Learning the Alphabet and How to Count and Other Useful Things

Something I’m having to adjust to in my new job is not reading about picture books all the time. I still read about them some, but I’m not buying them anymore, and it’s different. Anne brings me picture books she thinks I’ll like sometimes (she’s always right), and lately I’ve been getting in the habit of checking out the new shelf once a week or so and grabbing a pile of books to read that look interesting. I discovered a couple books I really liked this week: Backseat A-B-See by Maria van Lieshout and One Two That’s My Shoe by Alison Murray.

Backseat A-B-See is a bit of an update of Tana Hoban’s I Read Signs, which is fantastic and still works but also looks a bit dated. Lieshout gives us digital illustrations rather than photographs. The endpapers are a top-down view of a road (genius), and (further genius) she has an author’s note on the first page in a caution sign and a “WRONG WAY” sign blazing on the back endpaper. From there, we see a child and parent heading off in a car, finding signs that correspond to each letter of the alphabet, making this a concept book on more than one level. It teaches signs (the first things many children learn how to read) and the alphabet, and its bright, bold colors make it a good book for teaching colors as well. There’s some great vocabulary in here, too: “heliport,” “junction,” “merge.” For “Q,” Lieshout writes “quack” on a duck crossing sign. This is the kind of book you can see a child sitting through five million times. My only concern with it is the way the book is put together. Our copy was processed in July, and the stitching’s already coming apart. The pages also don’t nestle inside the book in a way that is pleasing and a little kinder to their fragile edges. This is less a concern for home use, but I do think libraries will find themselves repairing it.

One Two That’s My Shoe! by Alison Murray is a take on “One, Two Buckle My Shoe,”  making it another concept book–this one focused on counting and rhyme. In it, Murray reframes the rhyme to tell the story of a dog stealing a shoe from a little girl and running around with it. The illustrations have a 50s vibe, and I feel like the dog is a direct descendant of Harry the Dirty Dog, all white with black ears and mischief.

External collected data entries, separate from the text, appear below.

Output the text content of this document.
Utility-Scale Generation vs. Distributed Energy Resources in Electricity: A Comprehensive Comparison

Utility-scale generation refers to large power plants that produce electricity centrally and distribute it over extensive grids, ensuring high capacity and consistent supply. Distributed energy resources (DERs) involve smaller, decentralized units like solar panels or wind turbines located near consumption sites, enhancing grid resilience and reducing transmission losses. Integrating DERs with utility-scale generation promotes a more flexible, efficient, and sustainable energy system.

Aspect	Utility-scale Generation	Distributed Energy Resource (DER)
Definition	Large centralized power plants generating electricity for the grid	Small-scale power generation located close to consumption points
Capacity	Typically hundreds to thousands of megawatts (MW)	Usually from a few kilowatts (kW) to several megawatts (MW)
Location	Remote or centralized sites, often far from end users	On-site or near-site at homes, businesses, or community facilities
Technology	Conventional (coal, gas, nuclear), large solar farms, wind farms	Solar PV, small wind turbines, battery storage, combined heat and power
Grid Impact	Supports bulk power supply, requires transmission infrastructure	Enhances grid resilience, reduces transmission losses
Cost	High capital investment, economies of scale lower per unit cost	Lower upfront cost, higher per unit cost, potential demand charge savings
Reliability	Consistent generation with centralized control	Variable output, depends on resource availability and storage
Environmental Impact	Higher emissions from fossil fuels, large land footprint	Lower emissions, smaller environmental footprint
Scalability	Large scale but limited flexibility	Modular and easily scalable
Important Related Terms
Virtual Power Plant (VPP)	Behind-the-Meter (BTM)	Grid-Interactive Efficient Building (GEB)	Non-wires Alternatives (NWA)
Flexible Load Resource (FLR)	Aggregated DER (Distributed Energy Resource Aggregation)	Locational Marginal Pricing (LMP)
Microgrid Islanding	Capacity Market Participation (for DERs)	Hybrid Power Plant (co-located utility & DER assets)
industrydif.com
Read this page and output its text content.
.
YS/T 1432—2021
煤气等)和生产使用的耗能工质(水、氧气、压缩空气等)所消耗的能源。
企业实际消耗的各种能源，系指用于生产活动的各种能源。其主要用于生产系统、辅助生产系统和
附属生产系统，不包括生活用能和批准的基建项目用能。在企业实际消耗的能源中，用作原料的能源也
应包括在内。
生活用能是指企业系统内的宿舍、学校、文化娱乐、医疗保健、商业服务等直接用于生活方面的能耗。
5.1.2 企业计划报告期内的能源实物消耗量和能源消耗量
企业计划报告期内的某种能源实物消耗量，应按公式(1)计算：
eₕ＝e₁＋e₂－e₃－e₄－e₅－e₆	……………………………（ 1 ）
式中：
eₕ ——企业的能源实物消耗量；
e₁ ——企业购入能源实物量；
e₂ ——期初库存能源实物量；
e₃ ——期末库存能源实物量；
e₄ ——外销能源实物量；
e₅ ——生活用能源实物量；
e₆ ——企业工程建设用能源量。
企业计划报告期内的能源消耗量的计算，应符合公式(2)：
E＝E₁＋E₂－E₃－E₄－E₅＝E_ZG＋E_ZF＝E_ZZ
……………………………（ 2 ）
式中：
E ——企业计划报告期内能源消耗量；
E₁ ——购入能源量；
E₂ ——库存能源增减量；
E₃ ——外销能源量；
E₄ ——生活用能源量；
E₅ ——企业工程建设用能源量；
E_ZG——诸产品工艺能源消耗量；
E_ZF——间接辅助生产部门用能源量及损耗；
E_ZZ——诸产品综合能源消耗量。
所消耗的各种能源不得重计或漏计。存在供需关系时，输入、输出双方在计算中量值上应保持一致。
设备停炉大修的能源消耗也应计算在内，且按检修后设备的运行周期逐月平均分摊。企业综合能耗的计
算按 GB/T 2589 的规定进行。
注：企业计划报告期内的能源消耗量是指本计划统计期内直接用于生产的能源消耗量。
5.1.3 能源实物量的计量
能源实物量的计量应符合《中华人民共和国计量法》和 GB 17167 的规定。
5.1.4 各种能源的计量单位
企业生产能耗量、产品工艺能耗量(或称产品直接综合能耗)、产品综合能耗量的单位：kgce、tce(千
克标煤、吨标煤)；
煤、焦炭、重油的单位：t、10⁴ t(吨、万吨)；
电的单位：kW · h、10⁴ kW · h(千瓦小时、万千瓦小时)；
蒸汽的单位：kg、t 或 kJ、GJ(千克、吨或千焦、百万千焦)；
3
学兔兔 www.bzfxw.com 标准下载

The bold illustrations, the simple story, and the bouncy text make this one a great choice for storytime, too, even for smaller kids. This is a book I’d buy in multiple copies.

3 thoughts on “Learning the Alphabet and How to Count and Other Useful Things

  1. Anne buys great stuff, so there’s always something interesting coming in. Part of what I need to do is just get in the habit of paying attention.